Überrascht schaute ich Dan an. Er hatte bereits in der ersten Pause ein Brötchen gekauft und meine Brüder würden gleich zurück in ihre Wohnung gehen, wo sie sehr wahrscheinlich Mittagessen kochen würden. Er musste also eigentlich nichts mehr haben.
Alle anderen schauten ihn genauso fragend an, woraufhin Dan tatsächlich auch mehr rot anlief, was aber auch noch das sogenannte Afterglowing vom Training sein konnte. Heute war es besonders anstrengend gewesen, nachdem der Coach uns zum Schluss zur Könung noch Kraftübung hatte machen lassen.
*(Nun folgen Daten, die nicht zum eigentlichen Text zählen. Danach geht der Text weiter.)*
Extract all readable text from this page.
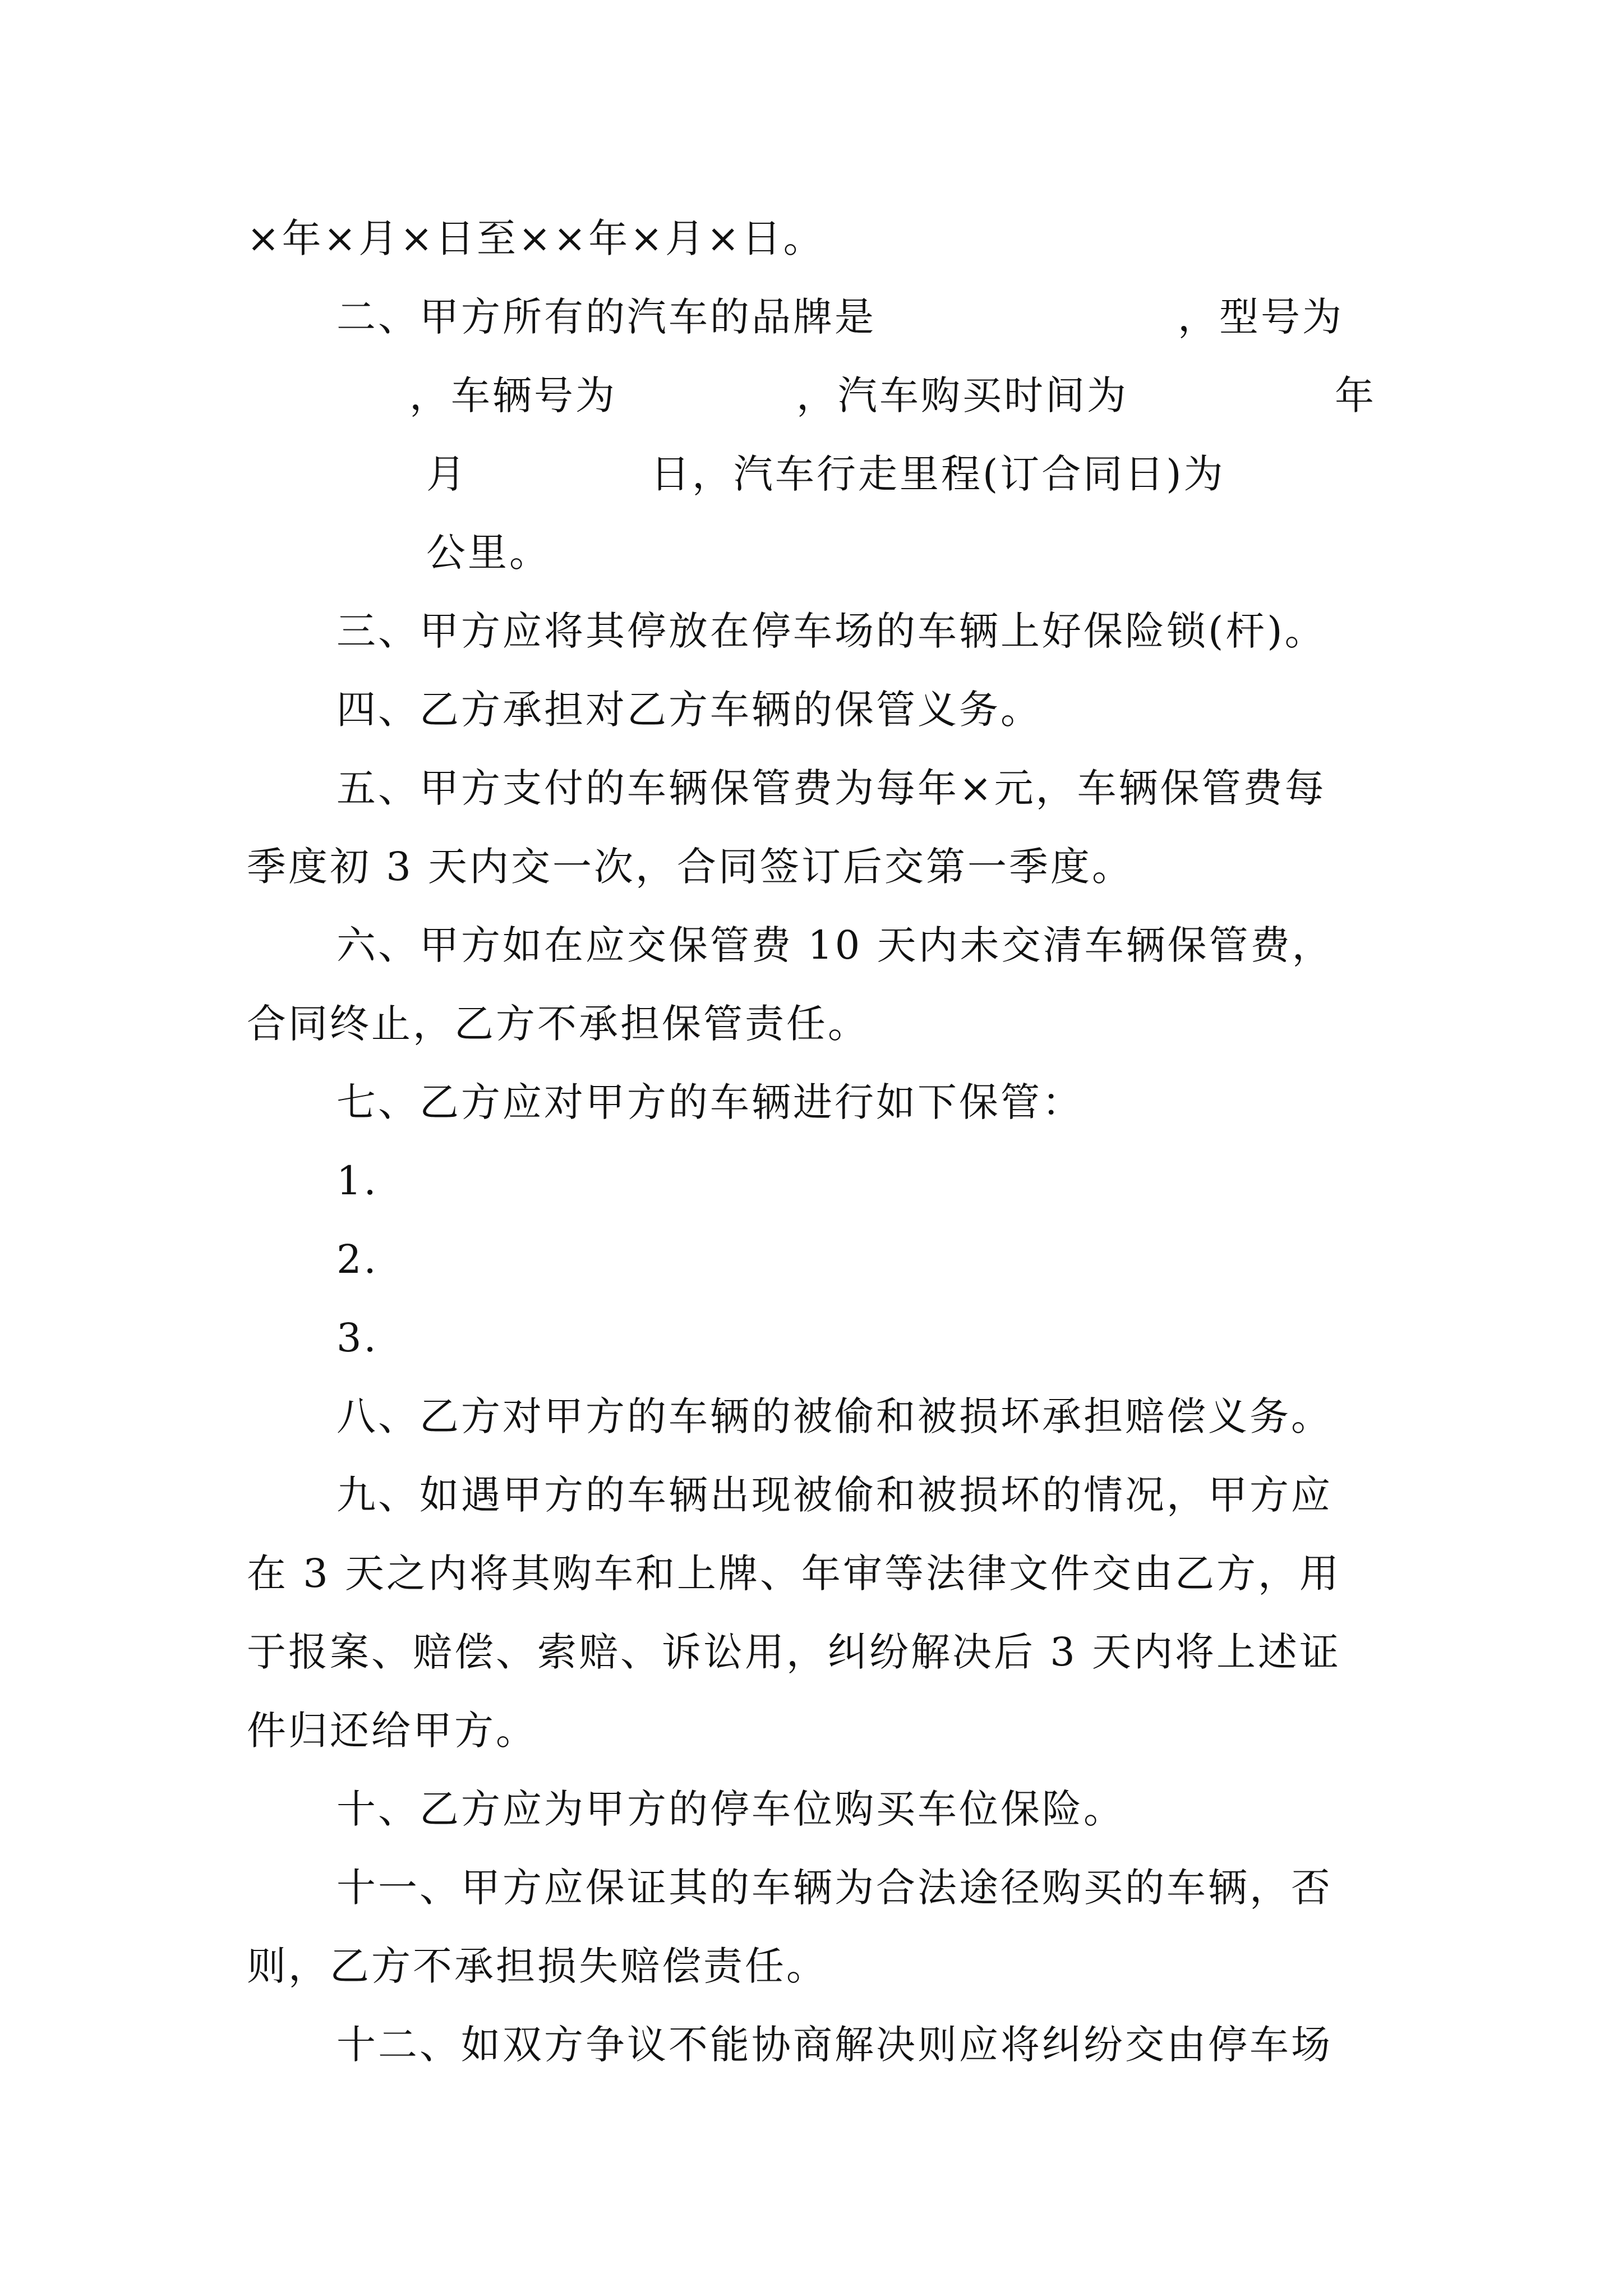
×年×月×日至××年×月×日。
二、甲方所有的汽车的品牌是	，型号为
，车辆号为	，汽车购买时间为	年
月	日，汽车行走里程(订合同日)为
公里。
三、甲方应将其停放在停车场的车辆上好保险锁(杆)。
四、乙方承担对乙方车辆的保管义务。
五、甲方支付的车辆保管费为每年×元，车辆保管费每
季度初 3 天内交一次，合同签订后交第一季度。
六、甲方如在应交保管费 10 天内未交清车辆保管费，
合同终止，乙方不承担保管责任。
七、乙方应对甲方的车辆进行如下保管：
1.
2.
3.
八、乙方对甲方的车辆的被偷和被损坏承担赔偿义务。
九、如遇甲方的车辆出现被偷和被损坏的情况，甲方应
在 3 天之内将其购车和上牌、年审等法律文件交由乙方，用
于报案、赔偿、索赔、诉讼用，纠纷解决后 3 天内将上述证
件归还给甲方。
十、乙方应为甲方的停车位购买车位保险。
十一、甲方应保证其的车辆为合法途径购买的车辆，否
则，乙方不承担损失赔偿责任。
十二、如双方争议不能协商解决则应将纠纷交由停车场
,,Komm einfach mal mit", Dan zog mich aus unserer Gruppe raus in Richtung eines Nebenganges, wo nichts los war.
So langsam begann ich mir Sorgen zu machen. Sein Gesicht glühte regelrecht und er kniff sich immer wieder in seine rechte Hand. Das hatte er schon früher gemacht, wenn er nervös war, aber jetzt bekam ich das erste mal mit, dass diese alte Angewohnheit nicht ganz verschwunden war.
Kaum dass wir alleine waren blieb ich stehen und schaute Dan fordernd an:,, Hey, was ist los?"
Dan zwickte sich immer öfters ganz kurz in sein Handgelenk und ich konnte nicht umhin, um an Jesper zu denken, der wahrscheinlich schon auf mich wartete. Was war ich nur eine furchtbare Schwester! Ich ließ meine Gedanken von einem Freund ablenken, wobei mein Bruder doch offentsichtlich irgendwas auf dem Herzen hatte.
Gequält schaute Dan mich an:,, Sag mal, hattest du schon mal das Gefühl, so richtig verliebt zu sein?"
Und zack, da war schon wieder das ungewollte Bild in meinem Kopf.
Jesper und ich. Mitten in der Nacht,bei ihnen auf dem Sofa. Wie wir uns näher kamen..
Rasch schüttelte ich meinen Kopf. Schon kurz vor den Sommerferien und damit vor unserer Reise war ich einfach nur ein bisschen aufgeregt und verwirrt.
,,Nein, wieso? Du etwa?"
Ein mulmiges Gefühl breitete sich in meinem Magen aus. Ich war nicht doof. Natürlich hatte ich mitbekommen,wie Dan immer wieder Rachels Nähe suchte, wie er beim Lachen zu ihr schaute, in der Hoffnung, dass sie irgendwann bemerkte, dass er besonders gut zu ihr passte.
Aber ich wusste wirklich nicht, wie ich ihm die Sache mit Rachel erklären sollte. War es für sie in Ordnung, wenn ich ihm sagte, dass sie lebisch war? Oder sollte ich Dan sagen, er soll zu Rachel gehen? Das hätte ich sie vielleicht vorher mal fragen sollen? Schließlich vermutete ich schon was seit ein paar Wochen...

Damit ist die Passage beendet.